The Museum is situated inside the S. Sebastiano Gate of the Aurelian Walls and offers visitors an educational visit which was created in 1990, although the monument has been used in a more or less similar way since much earlier. In 1939, despite the contrary inclination of the Office of the Distribution of Antiquities and Fine Arts, which opposed the transformation of the monument, which had for many years been open to the public, into an artistic studio, various works were carried out in the rooms inside the gate, to adapt it for use as a living place and private studio of Ettore Muti, the secretary of the fascist party, who stayed there from 1941 to 1943

Vasi, incisione

New attics were created as the masonry vaults had collapsed, new rooms with dividing walls were created, staircases were installed in wood and masonry, and the floors were reworked in travertine and brick, with two mosaics inserted on the first floor.
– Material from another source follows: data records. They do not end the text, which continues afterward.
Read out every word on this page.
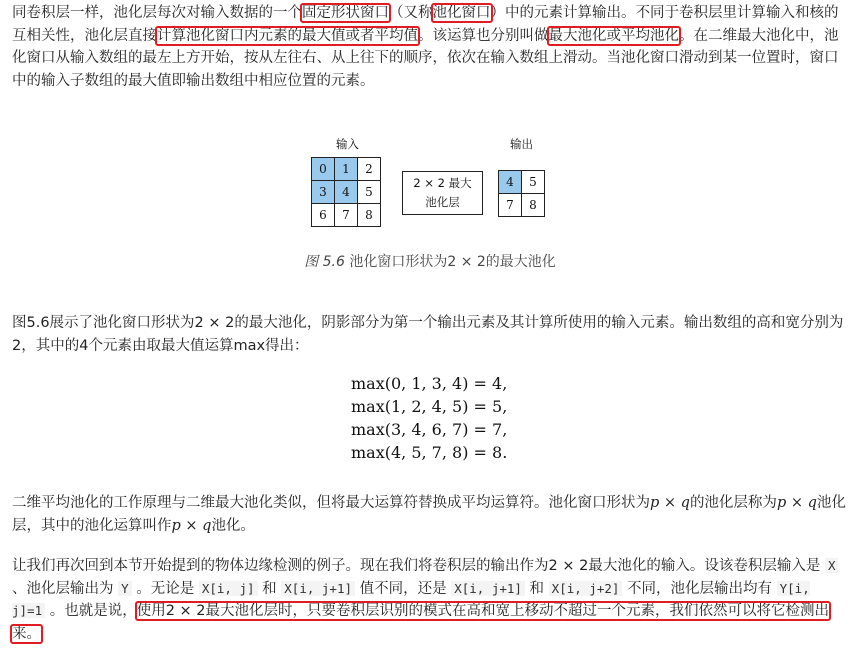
同卷积层一样，池化层每次对输入数据的一个固定形状窗口（又称池化窗口）中的元素计算输出。不同于卷积层里计算输入和核的互相关性，池化层直接计算池化窗口内元素的最大值或者平均值。该运算也分别叫做最大池化或平均池化。在二维最大池化中，池化窗口从输入数组的最左上方开始，按从左往右、从上往下的顺序，依次在输入数组上滑动。当池化窗口滑动到某一位置时，窗口中的输入子数组的最大值即输出数组中相应位置的元素。

输入	输出
0	1	2
3	4	5
6	7	8
2 × 2 最大
池化层
4	5
7	8
图 5.6 池化窗口形状为2 × 2的最大池化

图5.6展示了池化窗口形状为2 × 2的最大池化，阴影部分为第一个输出元素及其计算所使用的输入元素。输出数组的高和宽分别为2，其中的4个元素由取最大值运算max得出：

max(0, 1, 3, 4) = 4,
max(1, 2, 4, 5) = 5,
max(3, 4, 6, 7) = 7,
max(4, 5, 7, 8) = 8.

二维平均池化的工作原理与二维最大池化类似，但将最大运算符替换成平均运算符。池化窗口形状为p × q的池化层称为p × q池化层，其中的池化运算叫作p × q池化。

让我们再次回到本节开始提到的物体边缘检测的例子。现在我们将卷积层的输出作为2 × 2最大池化的输入。设该卷积层输入是 X 、池化层输出为 Y 。无论是 X[i, j] 和 X[i, j+1] 值不同，还是 X[i, j+1] 和 X[i, j+2] 不同，池化层输出均有 Y[i, j]=1 。也就是说，使用2 × 2最大池化层时，只要卷积层识别的模式在高和宽上移动不超过一个元素，我们依然可以将它检测出来。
The S. Sebastiano Gate

After the second world war, the Gate was reopened to the public by the Municipality, which also started drafting a project to create a museum of the walls. During the years, however, and due to various events, some of the rooms in the Gate were used as service rooms for the guard and his family. The other rooms were given in 1960 for the use of the Ministry of Public Education and the General Board of Antiquities and Fine Arts, in order to install a special office on the Via Appia Antica and then a museum on the Via Appia; with this aim, various transformatory works were carried out in several of the bays, but the planned Office never came into existence. The municipal administration reclaimed the monument in 1970, the next year the Office of the Distribution of Antiquities and Fine Arts installed a small museum of the walls, connecting it to the section of the covered parapet circuit up to Via C. Colombo. The museum was only open to the public on Sundays, and, after several years, unfortunately, it was once again completely closed; it was not until 1984 that the gate was definitively reopened and internally reordered, for the “Underground Rome” exhibition. In 1989 the Museum of the Walls of Rome was officially instituted on the decision of the Municipal Council, according to the Regional Law of 1975, and the following year the current educational displat opened.